There are three cases in which chemotherapy is used.
- When the cancer has metastases (cancer cells that have grown out of the initial tumor mass), chemotherapy is a method of attacking these cells.
- Before surgery, to weaken and shrink the tumor. In this case, chemo is also referred to as a "neoadjuvant".
- After an "operation, however, it is called" adjuvant "and allows to eliminate all the remains of the tumor, which are often difficult to see.
It must be emphasized that a different therapy is suitable for each person and type of cancer, also based on the stage of development of the disease. For certain localized cancers and certain solid tumors, it will be preferable to have the patient undergo radiotherapy or curetherapy. Other times, however, these treatments are associated with chemotherapy. In any case, however, it is the oncologist (the specialist in the treatment of tumors) who will decide which therapy to submit to the patient.

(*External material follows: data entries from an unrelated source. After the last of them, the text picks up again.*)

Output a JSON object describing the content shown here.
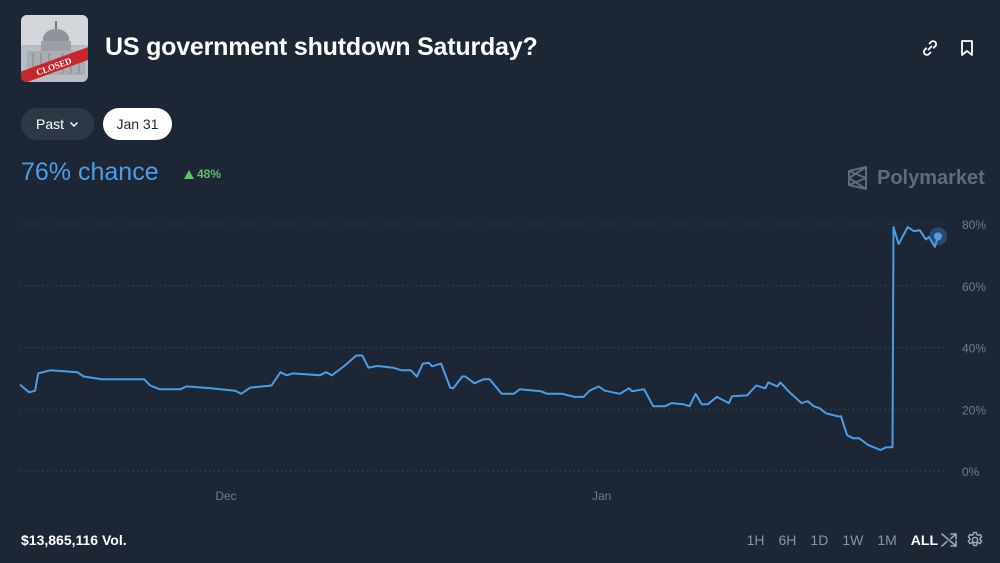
{
  "header": {
    "title": "US government shutdown Saturday?",
    "thumbnail_text": "CLOSED",
    "icons": [
      "link-icon",
      "bookmark-icon"
    ]
  },
  "filters": {
    "past_label": "Past",
    "selected_date": "Jan 31"
  },
  "summary": {
    "chance": "76% chance",
    "change": "48%",
    "change_direction": "up"
  },
  "brand": "Polymarket",
  "footer": {
    "volume": "$13,865,116 Vol.",
    "ranges": [
      "1H",
      "6H",
      "1D",
      "1W",
      "1M",
      "ALL"
    ],
    "active_range": "ALL"
  },
  "colors": {
    "background": "#1d2634",
    "line": "#4d9ce6",
    "up": "#5fbf6b"
  },
  "chart_data": {
    "type": "line",
    "x_tick_labels": [
      "Dec",
      "Jan"
    ],
    "x_ticks": [
      "2025-12-01T00:00",
      "2026-01-01T00:00"
    ],
    "y_tick_labels": [
      "0%",
      "20%",
      "40%",
      "60%",
      "80%"
    ],
    "y_ticks": [
      0,
      20,
      40,
      60,
      80
    ],
    "xlim": [
      "2025-11-14T00:00",
      "2026-01-29T00:00"
    ],
    "ylim": [
      0,
      80
    ],
    "grid": true,
    "unit": "%",
    "series": [
      {
        "points": [
          [
            "2025-11-14T00:00",
            28
          ],
          [
            "2025-11-14T18:00",
            25.5
          ],
          [
            "2025-11-15T06:00",
            26
          ],
          [
            "2025-11-15T12:00",
            31.6
          ],
          [
            "2025-11-16T12:00",
            32.6
          ],
          [
            "2025-11-18T18:00",
            32
          ],
          [
            "2025-11-19T06:00",
            30.6
          ],
          [
            "2025-11-20T18:00",
            29.7
          ],
          [
            "2025-11-24T06:00",
            29.7
          ],
          [
            "2025-11-24T18:00",
            27.7
          ],
          [
            "2025-11-25T12:00",
            26.5
          ],
          [
            "2025-11-27T06:00",
            26.5
          ],
          [
            "2025-11-27T18:00",
            27.4
          ],
          [
            "2025-11-29T18:00",
            26.8
          ],
          [
            "2025-12-01T18:00",
            26
          ],
          [
            "2025-12-02T06:00",
            25
          ],
          [
            "2025-12-03T00:00",
            27
          ],
          [
            "2025-12-04T18:00",
            27.7
          ],
          [
            "2025-12-05T12:00",
            32
          ],
          [
            "2025-12-06T00:00",
            31
          ],
          [
            "2025-12-06T12:00",
            31.6
          ],
          [
            "2025-12-08T18:00",
            31
          ],
          [
            "2025-12-09T06:00",
            32
          ],
          [
            "2025-12-09T18:00",
            31
          ],
          [
            "2025-12-10T18:00",
            34
          ],
          [
            "2025-12-11T18:00",
            37.4
          ],
          [
            "2025-12-12T06:00",
            37.4
          ],
          [
            "2025-12-12T18:00",
            33.5
          ],
          [
            "2025-12-13T12:00",
            34
          ],
          [
            "2025-12-14T18:00",
            33.5
          ],
          [
            "2025-12-15T12:00",
            32.6
          ],
          [
            "2025-12-16T06:00",
            32.6
          ],
          [
            "2025-12-16T18:00",
            30.6
          ],
          [
            "2025-12-17T06:00",
            34.8
          ],
          [
            "2025-12-17T18:00",
            35
          ],
          [
            "2025-12-18T00:00",
            33.9
          ],
          [
            "2025-12-18T18:00",
            34.8
          ],
          [
            "2025-12-19T12:00",
            27
          ],
          [
            "2025-12-19T18:00",
            26.8
          ],
          [
            "2025-12-20T12:00",
            30.6
          ],
          [
            "2025-12-20T18:00",
            30.6
          ],
          [
            "2025-12-21T12:00",
            28.4
          ],
          [
            "2025-12-22T06:00",
            29.7
          ],
          [
            "2025-12-22T18:00",
            29.7
          ],
          [
            "2025-12-23T18:00",
            25
          ],
          [
            "2025-12-24T18:00",
            25
          ],
          [
            "2025-12-25T06:00",
            26.5
          ],
          [
            "2025-12-27T00:00",
            25.8
          ],
          [
            "2025-12-27T12:00",
            25
          ],
          [
            "2025-12-28T18:00",
            25
          ],
          [
            "2025-12-29T18:00",
            24
          ],
          [
            "2025-12-30T12:00",
            24
          ],
          [
            "2025-12-31T00:00",
            26
          ],
          [
            "2025-12-31T18:00",
            27.4
          ],
          [
            "2026-01-01T06:00",
            26
          ],
          [
            "2026-01-02T12:00",
            25
          ],
          [
            "2026-01-03T06:00",
            26.8
          ],
          [
            "2026-01-03T12:00",
            25.8
          ],
          [
            "2026-01-04T12:00",
            26.5
          ],
          [
            "2026-01-05T06:00",
            21
          ],
          [
            "2026-01-06T06:00",
            21
          ],
          [
            "2026-01-06T18:00",
            22
          ],
          [
            "2026-01-07T18:00",
            21.6
          ],
          [
            "2026-01-08T06:00",
            21
          ],
          [
            "2026-01-08T18:00",
            25
          ],
          [
            "2026-01-09T06:00",
            21.6
          ],
          [
            "2026-01-09T18:00",
            21.6
          ],
          [
            "2026-01-10T12:00",
            24
          ],
          [
            "2026-01-11T12:00",
            22
          ],
          [
            "2026-01-11T18:00",
            24.2
          ],
          [
            "2026-01-13T00:00",
            24.5
          ],
          [
            "2026-01-13T18:00",
            27.7
          ],
          [
            "2026-01-14T12:00",
            26.8
          ],
          [
            "2026-01-14T18:00",
            28.7
          ],
          [
            "2026-01-15T12:00",
            27.4
          ],
          [
            "2026-01-15T18:00",
            28.7
          ],
          [
            "2026-01-16T12:00",
            25.5
          ],
          [
            "2026-01-17T12:00",
            22
          ],
          [
            "2026-01-18T00:00",
            22.6
          ],
          [
            "2026-01-18T12:00",
            21
          ],
          [
            "2026-01-19T00:00",
            20.3
          ],
          [
            "2026-01-19T12:00",
            18.7
          ],
          [
            "2026-01-20T12:00",
            17.7
          ],
          [
            "2026-01-20T18:00",
            17.7
          ],
          [
            "2026-01-21T06:00",
            11.6
          ],
          [
            "2026-01-21T18:00",
            10.6
          ],
          [
            "2026-01-22T06:00",
            10.6
          ],
          [
            "2026-01-23T00:00",
            8.4
          ],
          [
            "2026-01-24T00:00",
            6.8
          ],
          [
            "2026-01-24T12:00",
            7.7
          ],
          [
            "2026-01-25T00:00",
            7.7
          ],
          [
            "2026-01-25T02:00",
            79
          ],
          [
            "2026-01-25T12:00",
            73.5
          ],
          [
            "2026-01-26T06:00",
            79
          ],
          [
            "2026-01-26T18:00",
            77.7
          ],
          [
            "2026-01-27T06:00",
            78
          ],
          [
            "2026-01-27T18:00",
            75
          ],
          [
            "2026-01-28T00:00",
            75.8
          ],
          [
            "2026-01-28T12:00",
            72.6
          ],
          [
            "2026-01-28T18:00",
            76
          ]
        ]
      }
    ]
  }
}
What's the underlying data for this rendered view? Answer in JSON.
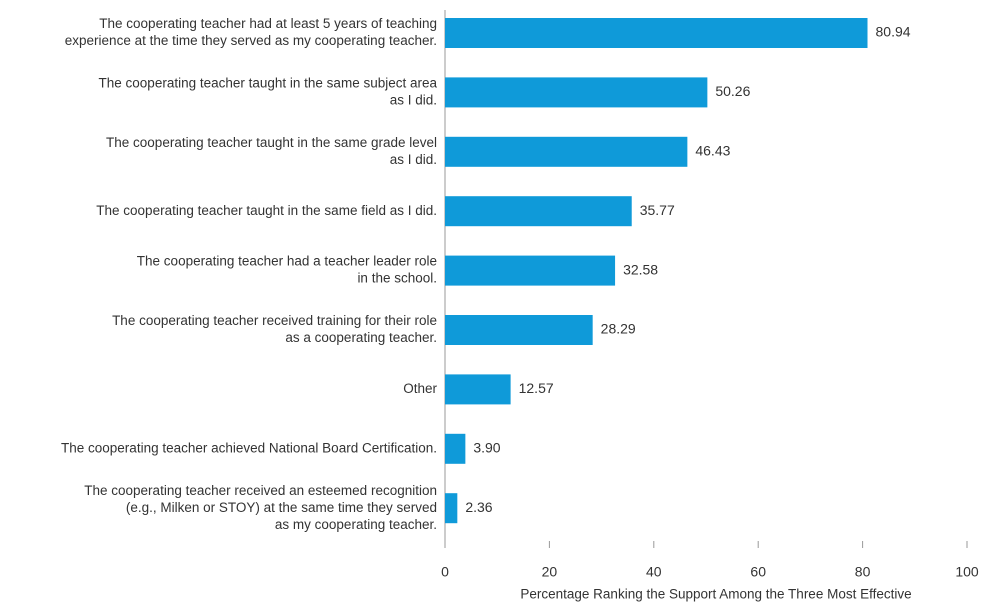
{
  "chart_data": {
    "type": "bar",
    "orientation": "horizontal",
    "categories": [
      [
        "The cooperating teacher had at least 5 years of teaching",
        "experience at the time they served as my cooperating teacher."
      ],
      [
        "The cooperating teacher taught in the same subject area",
        "as I did."
      ],
      [
        "The cooperating teacher taught in the same grade level",
        "as I did."
      ],
      [
        "The cooperating teacher taught in the same field as I did."
      ],
      [
        "The cooperating teacher had a teacher leader role",
        "in the school."
      ],
      [
        "The cooperating teacher received training for their role",
        "as a cooperating teacher."
      ],
      [
        "Other"
      ],
      [
        "The cooperating teacher achieved National Board Certification."
      ],
      [
        "The cooperating teacher received an esteemed recognition",
        "(e.g., Milken or STOY) at the same time they served",
        "as my cooperating teacher."
      ]
    ],
    "values": [
      80.94,
      50.26,
      46.43,
      35.77,
      32.58,
      28.29,
      12.57,
      3.9,
      2.36
    ],
    "value_labels": [
      "80.94",
      "50.26",
      "46.43",
      "35.77",
      "32.58",
      "28.29",
      "12.57",
      "3.90",
      "2.36"
    ],
    "color": "#0f9ad9",
    "xlabel": "Percentage Ranking the Support Among the Three Most Effective",
    "xlim": [
      0,
      100
    ],
    "xticks": [
      0,
      20,
      40,
      60,
      80,
      100
    ]
  }
}
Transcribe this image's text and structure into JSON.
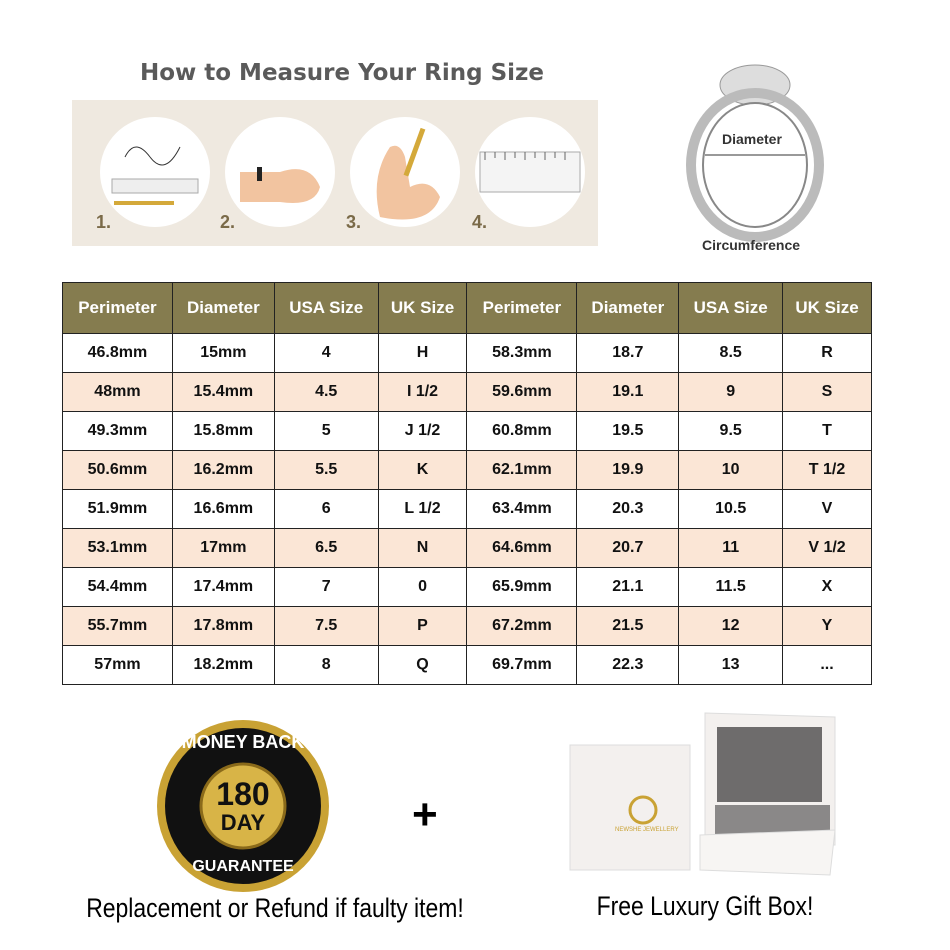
{
  "measure": {
    "title": "How to Measure Your Ring Size",
    "steps": [
      "1.",
      "2.",
      "3.",
      "4."
    ]
  },
  "ring": {
    "diameter_label": "Diameter",
    "circumference_label": "Circumference"
  },
  "table": {
    "headers": [
      "Perimeter",
      "Diameter",
      "USA Size",
      "UK Size",
      "Perimeter",
      "Diameter",
      "USA Size",
      "UK Size"
    ],
    "rows": [
      [
        "46.8mm",
        "15mm",
        "4",
        "H",
        "58.3mm",
        "18.7",
        "8.5",
        "R"
      ],
      [
        "48mm",
        "15.4mm",
        "4.5",
        "I 1/2",
        "59.6mm",
        "19.1",
        "9",
        "S"
      ],
      [
        "49.3mm",
        "15.8mm",
        "5",
        "J 1/2",
        "60.8mm",
        "19.5",
        "9.5",
        "T"
      ],
      [
        "50.6mm",
        "16.2mm",
        "5.5",
        "K",
        "62.1mm",
        "19.9",
        "10",
        "T 1/2"
      ],
      [
        "51.9mm",
        "16.6mm",
        "6",
        "L 1/2",
        "63.4mm",
        "20.3",
        "10.5",
        "V"
      ],
      [
        "53.1mm",
        "17mm",
        "6.5",
        "N",
        "64.6mm",
        "20.7",
        "11",
        "V 1/2"
      ],
      [
        "54.4mm",
        "17.4mm",
        "7",
        "0",
        "65.9mm",
        "21.1",
        "11.5",
        "X"
      ],
      [
        "55.7mm",
        "17.8mm",
        "7.5",
        "P",
        "67.2mm",
        "21.5",
        "12",
        "Y"
      ],
      [
        "57mm",
        "18.2mm",
        "8",
        "Q",
        "69.7mm",
        "22.3",
        "13",
        "..."
      ]
    ]
  },
  "badge": {
    "top_text": "MONEY BACK",
    "number": "180",
    "unit": "DAY",
    "bottom_text": "GUARANTEE"
  },
  "plus": "+",
  "giftbox": {
    "brand": "NEWSHE JEWELLERY"
  },
  "captions": {
    "left": "Replacement or Refund if faulty item!",
    "right": "Free Luxury Gift Box!"
  },
  "colors": {
    "header": "#857c4f",
    "alt_row": "#fbe6d6",
    "panel": "#efe9e0"
  }
}
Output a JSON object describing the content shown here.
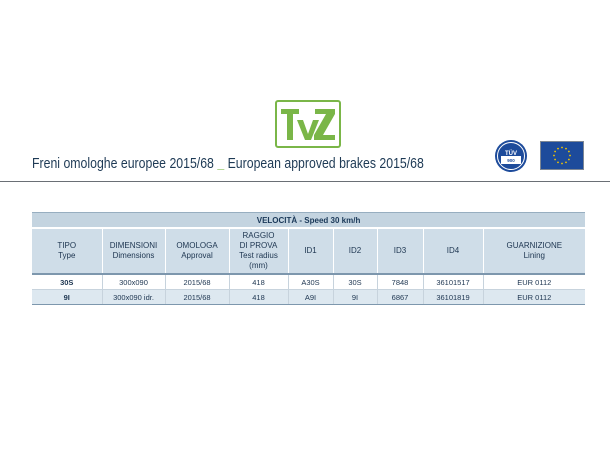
{
  "logo": {
    "icon": "tvz-logo",
    "text": "TVZ",
    "color": "#7ab648"
  },
  "title": {
    "italian": "Freni omologhe europee 2015/68",
    "separator": "_",
    "english": "European approved brakes 2015/68"
  },
  "badges": {
    "tuv": {
      "icon": "tuv-certification-icon",
      "top_text": "TÜV",
      "bottom_text": "900"
    },
    "eu": {
      "icon": "eu-flag-icon",
      "colors": {
        "blue": "#1d4b9b",
        "star": "#f2c500"
      }
    }
  },
  "table": {
    "speed_caption": "VELOCITÀ - Speed 30 km/h",
    "columns": [
      {
        "line1": "TIPO",
        "line2": "Type"
      },
      {
        "line1": "DIMENSIONI",
        "line2": "Dimensions"
      },
      {
        "line1": "OMOLOGA",
        "line2": "Approval"
      },
      {
        "line1": "RAGGIO",
        "line2": "DI PROVA",
        "line3": "Test radius",
        "line4": "(mm)"
      },
      {
        "line1": "ID1"
      },
      {
        "line1": "ID2"
      },
      {
        "line1": "ID3"
      },
      {
        "line1": "ID4"
      },
      {
        "line1": "GUARNIZIONE",
        "line2": "Lining"
      }
    ],
    "rows": [
      [
        "30S",
        "300x090",
        "2015/68",
        "418",
        "A30S",
        "30S",
        "7848",
        "36101517",
        "EUR 0112"
      ],
      [
        "9I",
        "300x090 idr.",
        "2015/68",
        "418",
        "A9I",
        "9I",
        "6867",
        "36101819",
        "EUR 0112"
      ]
    ]
  }
}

> What does it consist of?

Chemotherapy is usually given intravenously. Usually, combined chemotherapy is prescribed, that is, a mixture of several drugs. The patient goes to the hospital and remains there for the duration of the therapy. However, there are alternatives. If, for some types of cancer, the session lasts 30 minutes, for others it can last even more than 3 days. Some drugs are also administered orally, subcutaneously, or directly into the tumor (intralesional administration). For therapies for which a prolonged infusion is foreseen, doctors may also decide to implant a catheter to the patient. It is a kind of pump that the patient must carry on the abdomen and which regulates the administration of chemotherapy, so that the drugs are released into the blood through the catheter (the most used type of catheter is the “port a cath”). Injection chemotherapy is usually done in day hospital. Sometimes, however, a nurse may be required to provide therapy at home. Chemotherapy in tablets, capsules and cream can also be carried out at home, with the help of a nurse who follows the patient during therapy. The dosage of chemotherapy depends on the type of cancer, its stage of evolution and the person undergoing therapy. to therapy.

> How does it work?

Chemotherapy called "antineoplasty" is based on the "joint action of several specific drugs that prevent cell division (mitosis) and destroy cancer cells (which have the particularity of multiplying in an exaggerated way). However, a system has not yet been found. really performing to destroy only the cancer cells, sparing the healthy ones.This is why, unfortunately, the destructive agents also affect non-diseased cells, and in particular those that reproduce quickly (such as red and white blood cells, the cells of the digestive mucosa. ..).

> Side effects

The side effects of chemotherapy are of great concern to patients who have to undergo this therapy, because they risk compromising the rhythms of their daily life. It must be remembered, however, that the importance of these side effects depends on the reaction of the individual who suffers them. As mentioned above, chemotherapy drugs mainly attack cells that multiply more often. Among these, there are hair cells, which is why chemotherapy often causes hair loss (alopecia). The mucous membranes are also weakened, especially those in the mouth, causing pain and canker sores. Nausea and diarrhea are common. The kidneys can also be touched, as well as the ends of the hands and feet, due to a weakening of the nerve fibers at this level. Typically, the patient feels very fatigued.
It is imperative to speak to your doctor about the side effects of chemotherapy; in fact, it could be adapted to the patient's needs, given that there are now several pharmaceutical solutions that are effective against these side effects.